During moment-to-moment gameplay, combat is the biggest improvement from Blind Forest with 13 tools at your disposal instead of two. You can only have three active, but they can be reassigned mid-combo, allowing for a lot of freedom. Blind Forest features escape sequences instead of boss fights, but the sequel blends the two throughout the story with cinematic duels, precarious getaways and hybrid levels.
On the more long-term side, the game’s progression system of obtaining new abilities is so rewarding that the player always feels excited to experiment with new mechanics. The controls feel effortless and graceful, making the act of just walking around fun–not to mention dashing, gliding, swimming, climbing and using the grappling hook.

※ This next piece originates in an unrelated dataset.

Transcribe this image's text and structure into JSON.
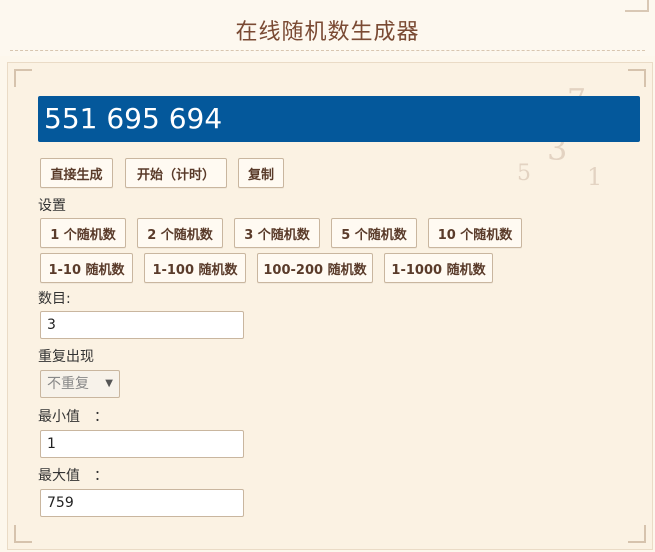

In every scene of the game, Gareth Coker’s score is simply masterful. His orchestration choices and undulations in tone are integral to experiencing this melancholic exploration of the soul. Variations of each song have interesting effects, such as the swelling emotion behind the Wellspring Glades theme and how when you enter a house, only a piano continues playing. I always feel captivated by the main menu theme when I open the game.
While it’s consistently strong, the story doesn’t hit quite as hard as Blind Forest’s. Increasing cast size hinders attachment to them individually, whereas in the first game there are four characters and it is an emotional knockout. And Mouldwood Depths, a region required for the main quest, isn’t fun to explore. If you aren’t an inch away from a firefly for more than three seconds, you just die.
Will of the Wisps is an emotional roller coaster featuring gorgeous artwork and music. If you have $30 and a heart, you are morally obligated to play it.
I can’t help but rate it 10/10; it’s my new favorite game.